Photo : Tribute to DJ Rashad @ Evil Olive

Depuis 1996, le comté de Cook (situé dans l'état de l'Illinois et sur une large partie de Chicago) prélève une taxe de 3 % sur tous les événements de « divertissement » payants se déroulant sur ses terres. Seules les salles d'une capacité de 750 personnes ou moins accueillant des « live performances théâtrales, musicales ou tout autre live performances culturelles » en étaient exemptées.

Depuis ces dernières semaines, selon plusieurs médias locaux (dont le Chicago Reader), les autorités du comté de Cook en ont après plusieurs clubs et salles de concert qui ne se seraient pas acquittés de cette taxe.

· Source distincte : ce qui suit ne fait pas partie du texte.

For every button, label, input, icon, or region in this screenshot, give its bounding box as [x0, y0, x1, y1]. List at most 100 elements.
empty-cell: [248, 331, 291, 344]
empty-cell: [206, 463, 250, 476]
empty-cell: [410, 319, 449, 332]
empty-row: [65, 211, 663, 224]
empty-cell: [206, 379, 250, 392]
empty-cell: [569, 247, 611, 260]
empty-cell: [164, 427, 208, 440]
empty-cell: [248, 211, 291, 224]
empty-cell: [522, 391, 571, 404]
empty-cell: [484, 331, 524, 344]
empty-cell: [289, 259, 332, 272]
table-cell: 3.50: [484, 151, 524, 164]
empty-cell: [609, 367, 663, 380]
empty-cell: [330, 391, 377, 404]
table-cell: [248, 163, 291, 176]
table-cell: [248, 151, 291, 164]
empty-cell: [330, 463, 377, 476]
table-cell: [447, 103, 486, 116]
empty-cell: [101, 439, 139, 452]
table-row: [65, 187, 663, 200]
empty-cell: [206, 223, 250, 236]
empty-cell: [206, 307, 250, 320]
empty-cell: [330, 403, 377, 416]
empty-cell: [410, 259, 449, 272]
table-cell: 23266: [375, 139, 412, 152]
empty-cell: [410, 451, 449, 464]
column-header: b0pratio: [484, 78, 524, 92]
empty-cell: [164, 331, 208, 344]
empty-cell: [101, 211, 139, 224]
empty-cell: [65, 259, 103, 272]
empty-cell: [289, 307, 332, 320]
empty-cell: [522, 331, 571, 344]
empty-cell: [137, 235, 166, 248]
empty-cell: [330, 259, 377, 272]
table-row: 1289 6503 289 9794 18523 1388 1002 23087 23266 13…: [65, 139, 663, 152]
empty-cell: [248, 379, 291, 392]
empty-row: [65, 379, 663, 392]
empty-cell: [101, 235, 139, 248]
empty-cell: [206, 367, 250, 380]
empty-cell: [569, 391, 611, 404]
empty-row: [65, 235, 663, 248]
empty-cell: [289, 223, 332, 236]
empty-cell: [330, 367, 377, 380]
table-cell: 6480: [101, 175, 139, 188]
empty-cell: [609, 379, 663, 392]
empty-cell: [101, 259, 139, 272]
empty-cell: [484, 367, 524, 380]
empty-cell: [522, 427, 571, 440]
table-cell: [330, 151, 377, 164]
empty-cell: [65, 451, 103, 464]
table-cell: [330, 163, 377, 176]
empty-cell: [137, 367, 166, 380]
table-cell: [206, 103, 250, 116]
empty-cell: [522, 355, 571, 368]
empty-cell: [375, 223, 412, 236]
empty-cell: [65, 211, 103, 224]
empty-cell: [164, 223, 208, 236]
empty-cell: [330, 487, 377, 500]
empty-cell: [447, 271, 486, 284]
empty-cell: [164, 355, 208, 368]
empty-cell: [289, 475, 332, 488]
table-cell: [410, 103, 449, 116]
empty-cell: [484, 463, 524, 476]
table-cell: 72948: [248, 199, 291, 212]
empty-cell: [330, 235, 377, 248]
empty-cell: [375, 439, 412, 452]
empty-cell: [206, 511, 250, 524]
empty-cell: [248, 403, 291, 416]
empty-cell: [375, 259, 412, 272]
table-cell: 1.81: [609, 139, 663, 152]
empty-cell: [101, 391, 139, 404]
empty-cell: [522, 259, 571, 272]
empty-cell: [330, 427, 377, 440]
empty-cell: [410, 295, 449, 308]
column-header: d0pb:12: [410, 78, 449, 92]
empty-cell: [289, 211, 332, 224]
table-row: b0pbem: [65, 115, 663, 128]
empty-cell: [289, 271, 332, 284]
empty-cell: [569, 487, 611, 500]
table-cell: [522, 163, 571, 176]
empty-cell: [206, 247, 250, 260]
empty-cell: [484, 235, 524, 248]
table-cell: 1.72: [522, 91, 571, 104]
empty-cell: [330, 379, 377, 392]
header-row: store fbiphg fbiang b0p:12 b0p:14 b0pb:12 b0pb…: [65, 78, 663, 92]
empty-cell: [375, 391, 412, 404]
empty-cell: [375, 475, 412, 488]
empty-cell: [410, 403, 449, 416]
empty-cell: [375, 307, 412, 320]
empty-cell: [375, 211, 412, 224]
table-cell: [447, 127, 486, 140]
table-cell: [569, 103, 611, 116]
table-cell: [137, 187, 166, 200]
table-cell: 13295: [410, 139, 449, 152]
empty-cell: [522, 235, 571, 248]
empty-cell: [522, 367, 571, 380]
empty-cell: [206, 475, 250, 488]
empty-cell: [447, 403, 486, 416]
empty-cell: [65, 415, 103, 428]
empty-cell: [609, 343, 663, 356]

Le Beauty Bar et l'Evil Olive, deux clubs populaires qui accueillent des DJ sets (Ellen Allien est passée dans le premier en 2008) et concerts variés, se sont chacun vu réclamer 200 000 dollars par les autorités pour ne pas avoir payé la taxe pendant des années. Le comté tente de revenir sur une loi de 2006 qui classe les DJ sets comme des performances live dans la mesure où ils impliquent des éléments performatifs comme de « la manipulation technique, du chant, de la danse, ou tout autre activité ».

"The Whistle Song" de Frankie Knuckles

En gros, il faudrait que les clubs concernés prouvent que les DJ's qu'ils ont invité faisait plus que jouer de la musique enregistrée. Anita Richardson, qui mène le dossier pour récupérer ces taxes, a été citée par le Chicago Tribune lors de l'audition des avocats des deux clubs. “Vous allez devoir prouver que ce que font les DJ's relève des beaux-arts. Et vous allez être en difficulté pour démontrer que la commission du comté intégrait le rap parmi les beaux-arts. Je n'ai jamais lu aucune définition du terme qui inclurait les activités d'un DJ dans les beaux-arts.”

Et les autorités n'ont pas l'air de vouloir s’arrêter là. Le 22 août, un représentant du comté a mis les choses au clair : l'exemption de la taxe concerne seulement « les disciplines communément considérées comme des beaux-arts ». Pat Doerr, le président de l'Hospitality Business Association of Chicago (une chambre de commerce des gérants de bars et restaurants), relaye des bruits de couloir en provenance de l'administration selon lesquelles le rock, le rap et le grunge seraient, avec les DJ sets, les premières performances dans le viseur.

Il déclare également que la situation pourrait se transformer en une bataille légale de plusieurs années et entraîner la faillite de plusieurs lieux si la taxe se voyait appliquer aux plus petits d'entre eux. Un comble pour la ville qui a vu naître la house music et abrite la collection de vinyles du godfather Frankie Knuckles dans une galerie d'art.